(Understatement alert!) I don’t do very well with the whole waiting thing. For example, I always have to read how a mystery turns out before I work my way to the end of the book. In the same way, if I'm binge-watching on Netflix, I watch the first few episodes of a season and then go to the last one. If I'm curious about how the plot arrived at its ending, I'll go back and explore what's in the middle. But cutting to the chase is often all I need to be satisfied.
They say that the best things in life are worth waiting for, but I say, if they’re so darn good, why wait? So, for me, the only waiting I do is waiting that is forced upon me. I can’t remember the last time I waited for something by choice. Delayed gratification isn’t all that gratifying to me. I eat dessert first a lot!
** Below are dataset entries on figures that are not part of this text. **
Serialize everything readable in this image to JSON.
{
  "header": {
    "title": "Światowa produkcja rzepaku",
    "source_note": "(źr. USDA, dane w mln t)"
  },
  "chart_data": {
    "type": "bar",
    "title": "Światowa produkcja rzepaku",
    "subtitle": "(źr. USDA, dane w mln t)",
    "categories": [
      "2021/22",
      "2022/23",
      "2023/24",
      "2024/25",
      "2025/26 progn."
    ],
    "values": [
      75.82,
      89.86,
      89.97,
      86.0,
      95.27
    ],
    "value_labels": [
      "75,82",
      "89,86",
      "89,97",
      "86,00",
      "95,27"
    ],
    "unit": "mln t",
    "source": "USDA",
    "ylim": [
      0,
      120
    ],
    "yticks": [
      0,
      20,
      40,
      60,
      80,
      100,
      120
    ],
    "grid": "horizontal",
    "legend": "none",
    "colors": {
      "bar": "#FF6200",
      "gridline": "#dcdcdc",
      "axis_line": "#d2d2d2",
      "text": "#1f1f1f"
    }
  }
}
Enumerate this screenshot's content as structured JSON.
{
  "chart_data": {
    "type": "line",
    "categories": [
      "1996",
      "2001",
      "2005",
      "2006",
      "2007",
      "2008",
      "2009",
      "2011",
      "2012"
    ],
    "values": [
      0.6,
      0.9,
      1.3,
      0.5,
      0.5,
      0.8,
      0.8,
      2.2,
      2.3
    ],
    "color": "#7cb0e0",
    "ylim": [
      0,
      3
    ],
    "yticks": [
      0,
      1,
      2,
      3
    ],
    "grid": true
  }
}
I suspect that technology hasn’t served me well as a wait-er. When I first started using the internet and dial-up was my only option, I could sit and listen with amusement to the cartoon noises my computer emitted while I waited for the little hamsters exercising on their wheel inside to grab onto a connection. Now I would gladly choose water-boarding over going back to a dial-up connection. My tolerance for waiting seems to diminish every time I flick my finger and receive an instant result.
The real problem for me is that people aren’t machines. I can’t right-click and get them to do what I want them to do when I want them to do it. And so, I sit and wait for the doctor to give me test results. I wait for the cable guy to come to the house so I can get on the internet again. I wait for my daughter to call me back on the phone. Being human myself, I understand the limitations we all have. When I deal with other people, I have no choice but to wait. And the more people I have to deal with, the more you have to wait.
Have you ever traveled with a group of people? The more the merrier? Not for me! The more, the crabbier. We’re always waiting on someone. Gladys is in the gift shop. Herb is in the bathroom. Stan locked himself out of his room and needs to get a key. Shirley can’t find her sun glasses. When I picture hell, I imagine it as an endless group vacation.
It’s occurred to me that all waiting is not created equal. At this moment, there are members of my congregation who are waiting for a child to be born. Another is waiting for a parent to die as she lives through her final days. Those events are just a matter of time. You know they’ll get here sooner or later.
Open-ended waiting is another matter entirely. That’s waiting for something that may or may not ever happen. I have dear friends who are waiting for their next job right now. Despite their best efforts, doing everything in their power to make it happen, they’re left with endless waiting. And they wonder, “Am I waiting for nothing?” Waiting with uncertainty is so much more difficult than waiting when you know that it’s just a matter of time.
And that brings us to the worst kind of waiting: waiting till the cows come home. That’s when you’re waiting for something or someone to come along and magically change your life. There’s a fine line between having faith that your future will be better than your past and passively sitting back and waiting for your future to find you. I’m not one to wait till the cows come home, and I don’t have a whole lot of patience for people who do.
Waiting for social justice is in a category of its own. Waiting for the hungry to have bread. Waiting for all children to be offered dignity and love. Waiting for a time when no one is excluded from God's circle of grace. This is waiting for the inevitable, but it's not done passively. It's an active kind of waiting. I trust that God's gonna do what God's gonna do, with us or without us. But God's will is accomplished a whole lot sooner with us, and so this is an impatience that won't allow me to rest.
I've long hoped that I would learn to wait patiently as I aged. It hasn’t happened for me so far, and I wonder if it ever will. If anything, I seem to be more aware that my time is running out, which exacerbates my sense of impatience.
I realize that my life would be better if I could learn to wait with a certain amount of grace, if I could stop fighting it. I think of the passage from Ecclesiastes that the Byrds first introduced to me back in the days before I ever cracked open a Bible. "For everything there’s a season and a time for every purpose under heaven." There’s a time for everything, and that includes waiting. Some things truly are worth waiting for. And sometimes waiting is necessary because we’re not yet ready for what comes next.
Often, there’s a purpose to our waiting, particularly when we look at it as more than just marking time until the next big thing comes along. Henri Nouwen says: “A waiting person is a patient person. The word patience means the willingness to stay where we are and live the situation out to the full in the belief that something hidden there will manifest itself to us.” I really love that. And I can’t help but think that I’m missing out on something significant in my life because I haven't learned to wait with grace.
I know I’m not dead yet. Maybe I can still learn to be at peace with patience. But can I wait while I'm learning to wait?